Health Benefits Galore

Designed to be as nutritious as it is flavorful, this stir-fry is a powerhouse of vitamins and minerals. Tofu, the hearty backbone of this recipe, is packed with protein and essential amino acids. Combined with the bell peppers’ vitamin C, broccoli’s fiber, and zucchini’s antioxidants, every bite of this dish is a step towards a healthier you.

Moreover, ginger and garlic are well-known for their medicinal properties, including boosting the immune system and reducing inflammation. The inclusion of olive oil provides healthy fats, adding to the overall nutritional profile of the Zedoary Tofu Stir-Fry.

Pair It Up!

This zesty stir-fry can stand on its own, but it also pairs beautifully with other dishes. Consider serving it alongside a Miso Soup or a fresh Papaya Salad for a splendidly diverse meal. Its rich flavors and nutrient density also make it a fantastic base for meal prep, ensuring you have a tasty, healthy lunch ready to go for the next few days.
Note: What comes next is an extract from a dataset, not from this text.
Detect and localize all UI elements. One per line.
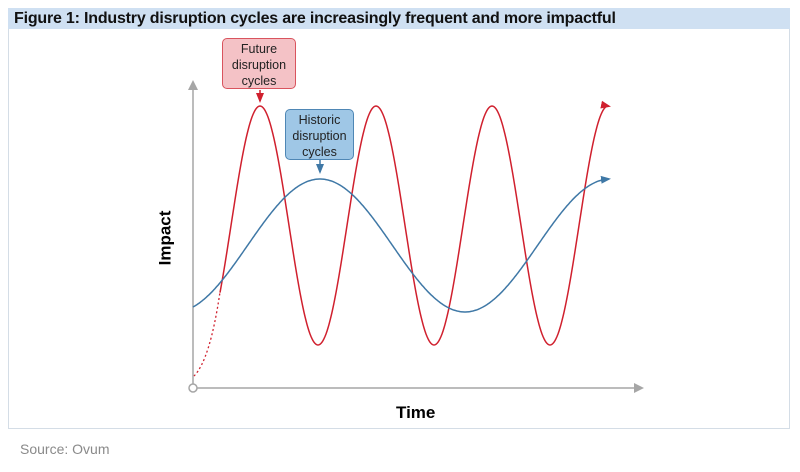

Before you dive headfirst into making this, remember that the quality of your ingredients matters greatly. Fresh, firm tofu, vibrant veggies, and a proudly pungent zedoary root are key to making your Zedoary Tofu Stir-Fry truly exceptional.

What You’ll Need

  • 1 pound extra-firm tofu, drained and cubed
  • 3 tablespoons olive oil
  • 1 medium red bell pepper, julienned
  • 1 medium yellow bell pepper, julienned
  • 1 medium zucchini, sliced
  • 2 cups broccoli florets
  • 1 medium red onion, sliced
  • 2 tablespoons fresh zedoary root, grated
  • 3 cloves garlic, minced
  • 1 tablespoon fresh ginger, minced
  • 1/4 cup soy sauce
  • 2 tablespoons rice vinegar
  • 1 tablespoon honey
  • 1/4 teaspoon red pepper flakes
  • 1/4 cup chopped fresh cilantro
  • Salt and pepper to taste
  • 3 cups cooked jasmine rice
ALLERGENS: Soy, Honey

Method

Step One

Press the tofu to remove excess moisture. Once drained, cut the tofu into cubes.

Step Two

Heat 1 tablespoon of olive oil in a large skillet or wok over medium-high heat. Add the tofu cubes and cook until they are golden brown on all sides, about 6-8 minutes. Remove the tofu from the skillet and set aside.

Step Three

In the same skillet, add the remaining 2 tablespoons of olive oil. Add the red bell pepper, yellow bell pepper, zucchini, broccoli florets, and red onion. Stir-fry the vegetables until they are tender-crisp, about 5-7 minutes.

Step Four

Add the grated zedoary root, minced garlic, and minced ginger to the skillet. Stir-fry for an additional 2 minutes until fragrant.

Step Five

In a small bowl, whisk together the soy sauce, rice vinegar, honey, and red pepper flakes. Pour this mixture over the vegetables and tofu in the skillet. Stir well to coat everything evenly.

Step Six

Continue to cook for another 2-3 minutes, allowing the flavors to meld together. Season with salt and pepper to taste.

Step Seven

Remove the skillet from heat and sprinkle with chopped fresh cilantro.

Step Eight

Serve the stir-fry over cooked jasmine rice and enjoy!